Voir également: Suspension des procédures et Suspension judiciaire des procédures

Une suspension des procédures demandée par la Couronne est distincte d'une suspension judiciaire des procédures.

Le pouvoir de suspendre les poursuites s'applique également aux poursuites de la Couronne et aux poursuites privées.[1] Pré-enquête, lorsque les intérêts de la partie qui engage des poursuites privées entrent en conflit avec ceux de la Couronne, le rôle de la Couronne est primordial.[2]

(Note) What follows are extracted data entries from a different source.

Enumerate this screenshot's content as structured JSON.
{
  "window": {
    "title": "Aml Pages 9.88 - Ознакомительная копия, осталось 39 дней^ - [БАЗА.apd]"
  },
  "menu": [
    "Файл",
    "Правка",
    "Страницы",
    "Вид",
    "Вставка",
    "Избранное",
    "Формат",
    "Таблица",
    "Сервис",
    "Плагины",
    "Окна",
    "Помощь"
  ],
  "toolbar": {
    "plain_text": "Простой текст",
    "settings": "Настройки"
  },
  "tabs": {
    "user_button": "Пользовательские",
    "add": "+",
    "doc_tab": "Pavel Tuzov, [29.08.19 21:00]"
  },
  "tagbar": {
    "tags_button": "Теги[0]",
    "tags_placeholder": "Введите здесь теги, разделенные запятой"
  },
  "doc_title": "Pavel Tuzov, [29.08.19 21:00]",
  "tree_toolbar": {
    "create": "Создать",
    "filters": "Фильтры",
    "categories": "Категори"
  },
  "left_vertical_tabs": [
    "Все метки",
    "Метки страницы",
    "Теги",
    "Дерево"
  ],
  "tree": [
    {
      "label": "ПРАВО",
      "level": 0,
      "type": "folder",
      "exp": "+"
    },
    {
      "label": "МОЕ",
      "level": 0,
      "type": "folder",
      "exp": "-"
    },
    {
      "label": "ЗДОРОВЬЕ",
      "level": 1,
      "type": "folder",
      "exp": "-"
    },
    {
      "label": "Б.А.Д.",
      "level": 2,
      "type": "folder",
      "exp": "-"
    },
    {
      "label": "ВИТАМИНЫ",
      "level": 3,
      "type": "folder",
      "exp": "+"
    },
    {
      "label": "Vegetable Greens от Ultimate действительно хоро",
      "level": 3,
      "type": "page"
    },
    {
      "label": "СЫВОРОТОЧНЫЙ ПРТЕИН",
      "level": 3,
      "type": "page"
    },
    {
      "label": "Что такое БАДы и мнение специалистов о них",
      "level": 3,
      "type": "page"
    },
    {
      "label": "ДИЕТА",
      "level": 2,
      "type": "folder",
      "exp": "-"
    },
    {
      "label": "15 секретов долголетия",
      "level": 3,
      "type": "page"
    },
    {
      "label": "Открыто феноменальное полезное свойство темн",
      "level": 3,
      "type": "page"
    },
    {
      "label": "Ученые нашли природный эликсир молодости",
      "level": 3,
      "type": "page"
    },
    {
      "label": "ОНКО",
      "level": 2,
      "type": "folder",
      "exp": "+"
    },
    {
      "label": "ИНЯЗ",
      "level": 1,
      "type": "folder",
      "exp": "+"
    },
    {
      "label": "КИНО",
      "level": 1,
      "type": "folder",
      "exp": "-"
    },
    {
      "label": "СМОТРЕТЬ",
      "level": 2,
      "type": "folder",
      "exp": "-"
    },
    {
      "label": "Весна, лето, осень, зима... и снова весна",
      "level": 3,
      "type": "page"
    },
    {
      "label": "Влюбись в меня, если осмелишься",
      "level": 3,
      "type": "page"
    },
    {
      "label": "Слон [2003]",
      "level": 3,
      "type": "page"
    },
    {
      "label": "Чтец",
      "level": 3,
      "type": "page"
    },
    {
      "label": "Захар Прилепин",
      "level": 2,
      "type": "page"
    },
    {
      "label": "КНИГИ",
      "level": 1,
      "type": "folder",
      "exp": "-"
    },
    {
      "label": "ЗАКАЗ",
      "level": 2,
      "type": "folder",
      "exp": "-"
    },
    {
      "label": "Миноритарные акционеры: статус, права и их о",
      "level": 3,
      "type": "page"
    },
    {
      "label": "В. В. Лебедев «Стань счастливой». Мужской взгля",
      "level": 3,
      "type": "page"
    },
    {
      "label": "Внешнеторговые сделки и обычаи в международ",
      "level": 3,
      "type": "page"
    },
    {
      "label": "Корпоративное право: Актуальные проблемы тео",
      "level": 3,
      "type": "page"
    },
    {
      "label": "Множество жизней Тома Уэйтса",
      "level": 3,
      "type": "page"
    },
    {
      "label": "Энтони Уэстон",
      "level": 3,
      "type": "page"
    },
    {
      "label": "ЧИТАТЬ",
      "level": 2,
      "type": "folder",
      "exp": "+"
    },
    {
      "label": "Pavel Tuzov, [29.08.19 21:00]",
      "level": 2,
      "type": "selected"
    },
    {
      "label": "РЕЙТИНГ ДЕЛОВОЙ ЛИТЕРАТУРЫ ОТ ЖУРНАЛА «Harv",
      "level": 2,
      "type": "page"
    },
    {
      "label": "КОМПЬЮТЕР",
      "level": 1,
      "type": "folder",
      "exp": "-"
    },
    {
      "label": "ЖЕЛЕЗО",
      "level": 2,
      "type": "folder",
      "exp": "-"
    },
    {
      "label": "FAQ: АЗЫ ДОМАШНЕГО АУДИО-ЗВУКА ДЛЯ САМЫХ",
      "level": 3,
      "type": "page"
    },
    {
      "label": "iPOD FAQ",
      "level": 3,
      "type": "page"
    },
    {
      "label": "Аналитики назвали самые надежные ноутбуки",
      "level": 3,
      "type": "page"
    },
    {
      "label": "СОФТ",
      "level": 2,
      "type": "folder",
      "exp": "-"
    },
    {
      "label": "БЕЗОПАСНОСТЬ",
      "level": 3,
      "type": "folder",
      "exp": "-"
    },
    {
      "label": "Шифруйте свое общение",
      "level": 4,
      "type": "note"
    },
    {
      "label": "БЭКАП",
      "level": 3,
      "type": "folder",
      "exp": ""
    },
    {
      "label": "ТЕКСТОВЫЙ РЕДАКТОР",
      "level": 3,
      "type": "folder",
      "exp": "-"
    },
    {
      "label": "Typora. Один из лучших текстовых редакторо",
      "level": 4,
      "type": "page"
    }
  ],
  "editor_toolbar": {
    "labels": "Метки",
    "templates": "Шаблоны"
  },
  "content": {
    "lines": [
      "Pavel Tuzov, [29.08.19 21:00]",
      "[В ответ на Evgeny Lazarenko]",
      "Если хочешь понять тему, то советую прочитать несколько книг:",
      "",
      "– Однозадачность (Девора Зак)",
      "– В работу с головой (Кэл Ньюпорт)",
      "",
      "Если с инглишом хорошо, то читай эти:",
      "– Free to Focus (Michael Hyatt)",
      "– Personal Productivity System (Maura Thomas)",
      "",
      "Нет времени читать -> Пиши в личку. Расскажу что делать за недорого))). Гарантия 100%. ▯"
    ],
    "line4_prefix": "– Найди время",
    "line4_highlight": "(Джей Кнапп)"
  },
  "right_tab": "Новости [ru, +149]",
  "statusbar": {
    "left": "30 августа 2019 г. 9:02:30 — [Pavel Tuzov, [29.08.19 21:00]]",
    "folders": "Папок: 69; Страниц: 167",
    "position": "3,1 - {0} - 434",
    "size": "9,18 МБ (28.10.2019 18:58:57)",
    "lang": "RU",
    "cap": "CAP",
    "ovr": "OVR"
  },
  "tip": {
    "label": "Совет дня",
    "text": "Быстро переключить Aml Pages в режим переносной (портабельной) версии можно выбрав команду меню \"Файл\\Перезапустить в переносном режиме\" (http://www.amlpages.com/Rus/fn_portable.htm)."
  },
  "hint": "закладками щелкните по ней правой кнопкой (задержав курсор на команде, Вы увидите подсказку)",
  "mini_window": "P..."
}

La Couronne peut ordonner la suspension d’une procédure en vertu de l’art. 579 :

Arrêt des procédures

579 (1) Le procureur général ou le procureur mandaté par lui à cette fin peut, à tout moment après le début des procédures à l’égard d’un prévenu ou d’un défendeur et avant jugement, ordonner au greffier ou à tout autre fonctionnaire compétent du tribunal de mentionner au dossier que les procédures sont arrêtées sur son ordre et cette mention doit être faite séance tenante; dès lors, les procédures sont suspendues en conséquence et toute promesse ou ordonnance de mise en liberté afférente est annulée.


[omis (2)]
L.R. (1985), ch. C-46, art. 579L.R. (1985), ch. 27 (1er suppl.), art. 117; 2019, ch. 25, art. 264

CCC (CanLII), (Jus.)


Note: 579(1)

This provision came into force on 18 décembre 2019.

Cette section est une codification de l'ancien pouvoir de common law de la Couronne, « nolle prosequi », qui permet de suspendre la procédure.[3]

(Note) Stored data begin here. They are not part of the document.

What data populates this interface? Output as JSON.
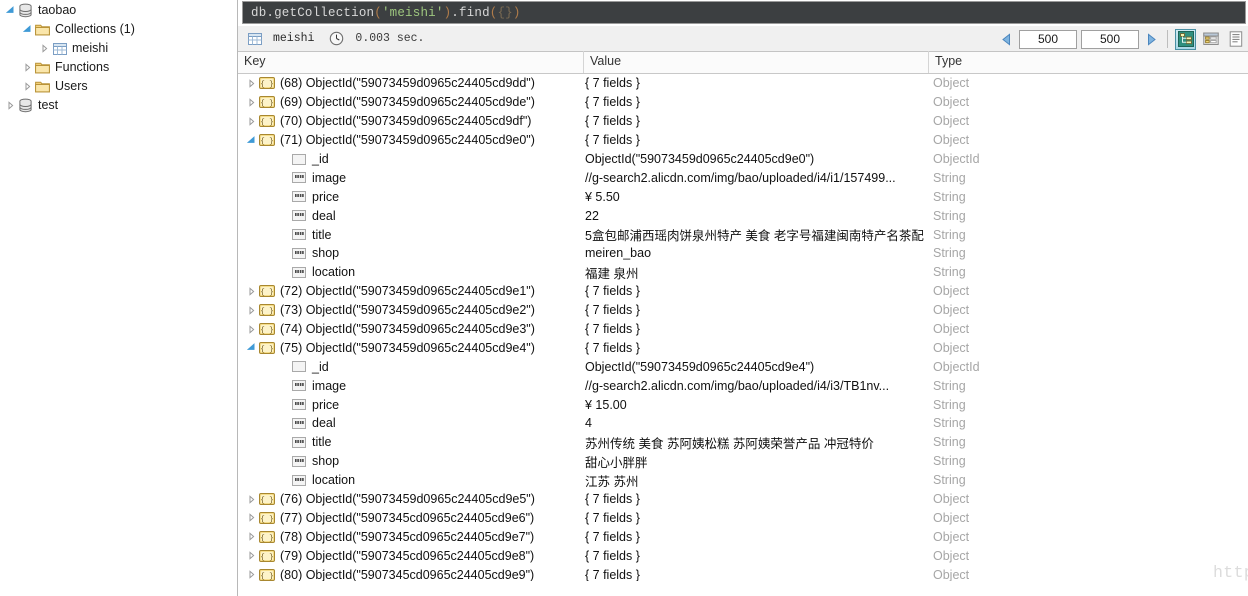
{
  "sidebar": {
    "items": [
      {
        "label": "taobao",
        "depth": 0,
        "icon": "database-icon",
        "expanded": true,
        "twisty": "down"
      },
      {
        "label": "Collections (1)",
        "depth": 1,
        "icon": "folder-icon",
        "expanded": true,
        "twisty": "down"
      },
      {
        "label": "meishi",
        "depth": 2,
        "icon": "table-icon",
        "expanded": false,
        "twisty": "right"
      },
      {
        "label": "Functions",
        "depth": 1,
        "icon": "folder-icon",
        "expanded": false,
        "twisty": "right"
      },
      {
        "label": "Users",
        "depth": 1,
        "icon": "folder-icon",
        "expanded": false,
        "twisty": "right"
      },
      {
        "label": "test",
        "depth": 0,
        "icon": "database-icon",
        "expanded": false,
        "twisty": "right"
      }
    ]
  },
  "query": {
    "tokens": [
      {
        "text": "db.getCollection",
        "kind": "plain"
      },
      {
        "text": "(",
        "kind": "paren"
      },
      {
        "text": "'meishi'",
        "kind": "str"
      },
      {
        "text": ")",
        "kind": "paren"
      },
      {
        "text": ".find",
        "kind": "plain"
      },
      {
        "text": "(",
        "kind": "paren"
      },
      {
        "text": "{}",
        "kind": "brace"
      },
      {
        "text": ")",
        "kind": "paren"
      }
    ],
    "full_text": "db.getCollection('meishi').find({})"
  },
  "status": {
    "collection": "meishi",
    "collection_icon": "table-icon",
    "clock_icon": "clock-icon",
    "time": "0.003 sec."
  },
  "toolbar": {
    "prev_icon": "arrow-left-icon",
    "next_icon": "arrow-right-icon",
    "skip_value": "500",
    "limit_value": "500",
    "views": [
      {
        "name": "tree-view",
        "icon": "tree-view-icon",
        "active": true
      },
      {
        "name": "table-view",
        "icon": "table-view-icon",
        "active": false
      },
      {
        "name": "text-view",
        "icon": "text-view-icon",
        "active": false
      }
    ]
  },
  "grid": {
    "columns": [
      "Key",
      "Value",
      "Type"
    ],
    "rows": [
      {
        "kind": "doc",
        "twisty": "right",
        "icon": "document-icon",
        "key": "(68) ObjectId(\"59073459d0965c24405cd9dd\")",
        "value": "{ 7 fields }",
        "type": "Object"
      },
      {
        "kind": "doc",
        "twisty": "right",
        "icon": "document-icon",
        "key": "(69) ObjectId(\"59073459d0965c24405cd9de\")",
        "value": "{ 7 fields }",
        "type": "Object"
      },
      {
        "kind": "doc",
        "twisty": "right",
        "icon": "document-icon",
        "key": "(70) ObjectId(\"59073459d0965c24405cd9df\")",
        "value": "{ 7 fields }",
        "type": "Object"
      },
      {
        "kind": "doc",
        "twisty": "down",
        "icon": "document-icon",
        "key": "(71) ObjectId(\"59073459d0965c24405cd9e0\")",
        "value": "{ 7 fields }",
        "type": "Object"
      },
      {
        "kind": "field",
        "twisty": "none",
        "icon": "objectid-icon",
        "key": "_id",
        "value": "ObjectId(\"59073459d0965c24405cd9e0\")",
        "type": "ObjectId"
      },
      {
        "kind": "field",
        "twisty": "none",
        "icon": "string-icon",
        "key": "image",
        "value": "//g-search2.alicdn.com/img/bao/uploaded/i4/i1/157499...",
        "type": "String"
      },
      {
        "kind": "field",
        "twisty": "none",
        "icon": "string-icon",
        "key": "price",
        "value": "¥ 5.50",
        "type": "String"
      },
      {
        "kind": "field",
        "twisty": "none",
        "icon": "string-icon",
        "key": "deal",
        "value": "22",
        "type": "String"
      },
      {
        "kind": "field",
        "twisty": "none",
        "icon": "string-icon",
        "key": "title",
        "value": "5盒包邮浦西瑶肉饼泉州特产 美食 老字号福建闽南特产名茶配",
        "type": "String"
      },
      {
        "kind": "field",
        "twisty": "none",
        "icon": "string-icon",
        "key": "shop",
        "value": "meiren_bao",
        "type": "String"
      },
      {
        "kind": "field",
        "twisty": "none",
        "icon": "string-icon",
        "key": "location",
        "value": "福建 泉州",
        "type": "String"
      },
      {
        "kind": "doc",
        "twisty": "right",
        "icon": "document-icon",
        "key": "(72) ObjectId(\"59073459d0965c24405cd9e1\")",
        "value": "{ 7 fields }",
        "type": "Object"
      },
      {
        "kind": "doc",
        "twisty": "right",
        "icon": "document-icon",
        "key": "(73) ObjectId(\"59073459d0965c24405cd9e2\")",
        "value": "{ 7 fields }",
        "type": "Object"
      },
      {
        "kind": "doc",
        "twisty": "right",
        "icon": "document-icon",
        "key": "(74) ObjectId(\"59073459d0965c24405cd9e3\")",
        "value": "{ 7 fields }",
        "type": "Object"
      },
      {
        "kind": "doc",
        "twisty": "down",
        "icon": "document-icon",
        "key": "(75) ObjectId(\"59073459d0965c24405cd9e4\")",
        "value": "{ 7 fields }",
        "type": "Object"
      },
      {
        "kind": "field",
        "twisty": "none",
        "icon": "objectid-icon",
        "key": "_id",
        "value": "ObjectId(\"59073459d0965c24405cd9e4\")",
        "type": "ObjectId"
      },
      {
        "kind": "field",
        "twisty": "none",
        "icon": "string-icon",
        "key": "image",
        "value": "//g-search2.alicdn.com/img/bao/uploaded/i4/i3/TB1nv...",
        "type": "String"
      },
      {
        "kind": "field",
        "twisty": "none",
        "icon": "string-icon",
        "key": "price",
        "value": "¥ 15.00",
        "type": "String"
      },
      {
        "kind": "field",
        "twisty": "none",
        "icon": "string-icon",
        "key": "deal",
        "value": "4",
        "type": "String"
      },
      {
        "kind": "field",
        "twisty": "none",
        "icon": "string-icon",
        "key": "title",
        "value": "苏州传统 美食 苏阿姨松糕 苏阿姨荣誉产品 冲冠特价",
        "type": "String"
      },
      {
        "kind": "field",
        "twisty": "none",
        "icon": "string-icon",
        "key": "shop",
        "value": "甜心小胖胖",
        "type": "String"
      },
      {
        "kind": "field",
        "twisty": "none",
        "icon": "string-icon",
        "key": "location",
        "value": "江苏 苏州",
        "type": "String"
      },
      {
        "kind": "doc",
        "twisty": "right",
        "icon": "document-icon",
        "key": "(76) ObjectId(\"59073459d0965c24405cd9e5\")",
        "value": "{ 7 fields }",
        "type": "Object"
      },
      {
        "kind": "doc",
        "twisty": "right",
        "icon": "document-icon",
        "key": "(77) ObjectId(\"5907345cd0965c24405cd9e6\")",
        "value": "{ 7 fields }",
        "type": "Object"
      },
      {
        "kind": "doc",
        "twisty": "right",
        "icon": "document-icon",
        "key": "(78) ObjectId(\"5907345cd0965c24405cd9e7\")",
        "value": "{ 7 fields }",
        "type": "Object"
      },
      {
        "kind": "doc",
        "twisty": "right",
        "icon": "document-icon",
        "key": "(79) ObjectId(\"5907345cd0965c24405cd9e8\")",
        "value": "{ 7 fields }",
        "type": "Object"
      },
      {
        "kind": "doc",
        "twisty": "right",
        "icon": "document-icon",
        "key": "(80) ObjectId(\"5907345cd0965c24405cd9e9\")",
        "value": "{ 7 fields }",
        "type": "Object"
      }
    ]
  },
  "watermark": {
    "text": "http://blog.csdn.net/Qaz_wz"
  },
  "colors": {
    "editor_bg": "#3c3f41",
    "string_token": "#9ec77f",
    "type_text": "#a6a6a6",
    "active_view": "#a9d8e6"
  }
}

Pouvoir discrétionnaire de sursis

Il s'agit d'un droit de la Couronne dans la mesure où toutes les procédures pénales sont menées au nom de la Reine.[4]

La décision de suspendre une procédure est unilatérale. Le juge n'a pas le pouvoir de contrôler ou de diriger les actions de la Couronne en ce qui concerne la suspension d'une procédure.[5] L'inscription d'un sursis doit être adressée au greffier du tribunal et non au juge lui-même.[6]

Un sursis de procédure de la Couronne fait partie du « cœur » du pouvoir discrétionnaire de poursuite.[7]

Moment du sursis

Le libellé du par. 579(1) a été interprété comme permettant une demande à tout moment après le dépôt d'une dénonciation.[8] Il n'est pas nécessaire que la Couronne attende la décision du juge ou du juge de paix pour lancer un acte de procédure.[9]

Motif de la suspension

Il n’est pas nécessairement abusif de suspendre une procédure pour protéger l’identité d’un informateur et de la reprendre ultérieurement.[10] Il incombe au demandeur de démontrer qu’il y a eu abus de procédure en suspendant la procédure.[11]

Effets d'un sursis

Une fois que le sursis de la Couronne a été prononcé, toutes les ordonnances de garde ou de mise en liberté sous caution sont levées.[12]

Toutefois, toutes les affaires relatives à la poursuite ne sont pas abandonnées après l'imposition d'un sursis. Les manquements aux conditions et les défauts de comparaître devant le tribunal pendant que les accusations étaient en vigueur continueront.[13]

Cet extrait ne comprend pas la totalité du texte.